Live Review: Super Wild Horses, Gunns, The Dianas

30 May 2013 | 4:09 pm | Callum Twigger

Hanging around with random people in a pub is difficult enough when you’re drunk and a nobody, let alone sober and a buzz-band. Good stuff.

The Dianas were first on the bill-plate. It's been a couple of months since this threesome put heel to stage. Washed Up was a ripper, and really, the three Perth girls were bite-size sample of Super Wild Horses themselves: both are guitar and drum basic, both draw heavy from that whole The Drums DIY musicianship ethos. Let's hope The Dianas don't put those guitars away again soon because they should be beating out some radio playtime. Gunns were next at the mic, and they did great, with a goofier, fuzzier approach – they have a track called Pigeons In The Pond – and they legitimately sound kind-of like the bands they hark to on their triple j unearthed webpage.

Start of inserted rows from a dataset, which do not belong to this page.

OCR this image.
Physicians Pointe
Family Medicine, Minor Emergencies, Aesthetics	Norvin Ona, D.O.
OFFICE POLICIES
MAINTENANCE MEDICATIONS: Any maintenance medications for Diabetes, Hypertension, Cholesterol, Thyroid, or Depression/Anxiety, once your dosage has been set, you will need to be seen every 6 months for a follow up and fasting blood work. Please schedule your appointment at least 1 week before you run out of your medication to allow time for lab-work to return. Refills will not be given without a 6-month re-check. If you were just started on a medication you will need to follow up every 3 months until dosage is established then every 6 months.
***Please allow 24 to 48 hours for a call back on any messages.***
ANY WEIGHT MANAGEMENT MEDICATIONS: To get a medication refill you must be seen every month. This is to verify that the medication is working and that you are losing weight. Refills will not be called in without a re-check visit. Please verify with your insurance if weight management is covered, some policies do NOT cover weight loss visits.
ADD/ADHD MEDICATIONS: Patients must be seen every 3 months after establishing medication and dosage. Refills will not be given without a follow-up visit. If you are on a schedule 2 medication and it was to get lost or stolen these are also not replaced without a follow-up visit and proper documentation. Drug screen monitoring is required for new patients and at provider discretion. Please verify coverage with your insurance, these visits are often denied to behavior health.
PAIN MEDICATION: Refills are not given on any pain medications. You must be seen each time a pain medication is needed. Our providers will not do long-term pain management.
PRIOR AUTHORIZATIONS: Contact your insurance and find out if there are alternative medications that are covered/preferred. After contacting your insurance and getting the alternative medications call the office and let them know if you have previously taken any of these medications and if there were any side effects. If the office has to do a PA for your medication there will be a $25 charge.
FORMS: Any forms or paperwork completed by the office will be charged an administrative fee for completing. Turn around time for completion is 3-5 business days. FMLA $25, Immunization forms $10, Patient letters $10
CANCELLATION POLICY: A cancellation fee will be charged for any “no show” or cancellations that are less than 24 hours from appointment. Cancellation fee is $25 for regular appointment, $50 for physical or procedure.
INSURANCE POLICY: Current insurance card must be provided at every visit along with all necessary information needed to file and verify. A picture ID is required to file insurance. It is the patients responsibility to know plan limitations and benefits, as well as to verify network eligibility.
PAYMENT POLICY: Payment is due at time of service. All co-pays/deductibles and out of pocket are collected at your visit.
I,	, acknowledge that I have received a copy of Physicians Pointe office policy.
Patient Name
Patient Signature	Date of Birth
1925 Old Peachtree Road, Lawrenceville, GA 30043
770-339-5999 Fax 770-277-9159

Anyways, Super Wild Horses couldn't play their instruments when they started as a band. What makes Amy Franz and Hayley McKee just so great is that their desire to be a band actually predates any capacity to play music on their part, which for the overwhelming majority of bands would probably be considered a 'fundamental', ie. essential ie. you-gotta-walk-before-you-can-climb-but-these-girls-decided-to-pole-vault. Ergo, they have since got to x from their initial position y through z where x is 'being a great band' and y is 'being like, totally unable to play any musical instrument whatsoever' and z is the sum total of album one (Fifteen, moody and angry) and album two (Crosswords, new and hype-y but still good), an equation more bands than there are words in this language have yet to master.

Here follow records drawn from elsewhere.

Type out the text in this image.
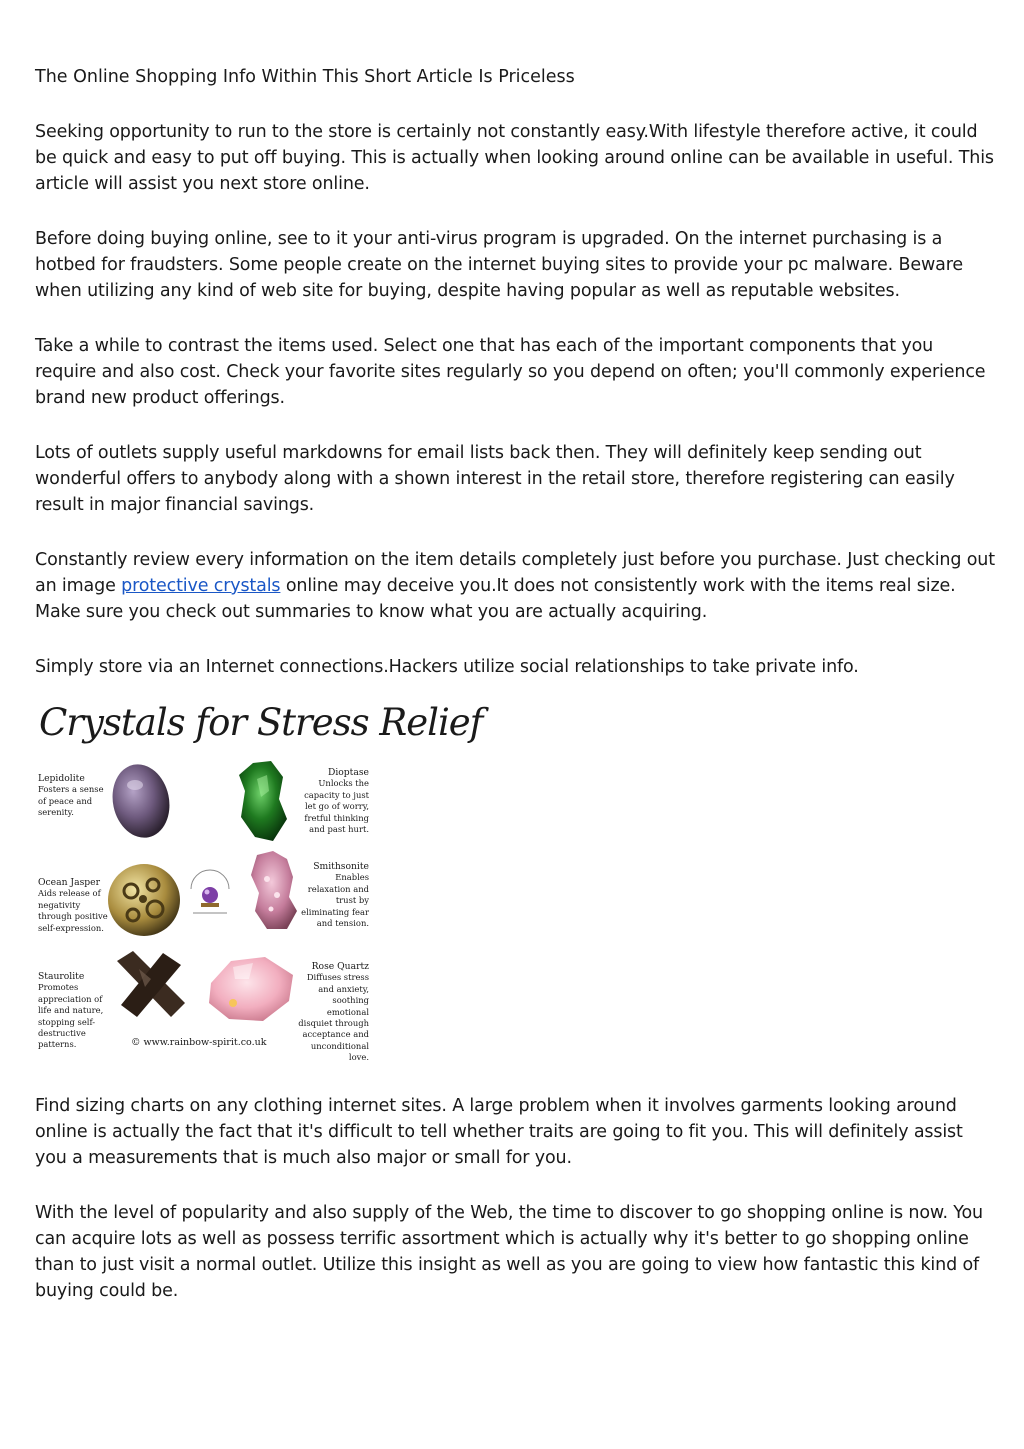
The Online Shopping Info Within This Short Article Is Priceless

Seeking opportunity to run to the store is certainly not constantly easy.With lifestyle therefore active, it could be quick and easy to put off buying. This is actually when looking around online can be available in useful. This article will assist you next store online.

Before doing buying online, see to it your anti-virus program is upgraded. On the internet purchasing is a hotbed for fraudsters. Some people create on the internet buying sites to provide your pc malware. Beware when utilizing any kind of web site for buying, despite having popular as well as reputable websites.

Take a while to contrast the items used. Select one that has each of the important components that you require and also cost. Check your favorite sites regularly so you depend on often; you'll commonly experience brand new product offerings.

Lots of outlets supply useful markdowns for email lists back then. They will definitely keep sending out wonderful offers to anybody along with a shown interest in the retail store, therefore registering can easily result in major financial savings.

Constantly review every information on the item details completely just before you purchase. Just checking out an image protective crystals online may deceive you.It does not consistently work with the items real size. Make sure you check out summaries to know what you are actually acquiring.

Simply store via an Internet connections.Hackers utilize social relationships to take private info.

Crystals for Stress Relief
Lepidolite
Fosters a sense of peace and serenity.
Dioptase
Unlocks the capacity to just let go of worry, fretful thinking and past hurt.
Ocean Jasper
Aids release of negativity through positive self-expression.
Smithsonite
Enables relaxation and trust by eliminating fear and tension.
Staurolite
Promotes appreciation of life and nature, stopping self-destructive patterns.
Rose Quartz
Diffuses stress and anxiety, soothing emotional disquiet through acceptance and unconditional love.
© www.rainbow-spirit.co.uk

Find sizing charts on any clothing internet sites. A large problem when it involves garments looking around online is actually the fact that it's difficult to tell whether traits are going to fit you. This will definitely assist you a measurements that is much also major or small for you.

With the level of popularity and also supply of the Web, the time to discover to go shopping online is now. You can acquire lots as well as possess terrific assortment which is actually why it's better to go shopping online than to just visit a normal outlet. Utilize this insight as well as you are going to view how fantastic this kind of buying could be.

And so SWH brought Crosswords to The Bird, fresh from the hype-oven, and still smelling of blog. Crosswords came out so recently your humble narrator had like 48 hours to etch five main tracks in ballpoint onto his wrist in an effort to learn it and not flunk review-school. Alligator was awesome and the obvious single, Meant For Two was great and the mid-tempo love song. Dragging The Fog worked nicely in their live set; like something that gets closer and more circumspect but never actually arrives, like the day you'll stop drinking and get a real job. Also, these two are originally from Perth, except they moved to Melbourne around seven years ago (cool fact discovered in the course of this review). West Coast was lovely, and in the context of the previous factota the lyrics make sense.

Both before and after their set, Franz and McKee hung out with the crowd/dealt their own merch, which was really decent of them considering tickets were a steal and they are so hot right now. Hanging around with random people in a pub is difficult enough when you're drunk and a nobody, let alone sober and a buzz-band. Good stuff.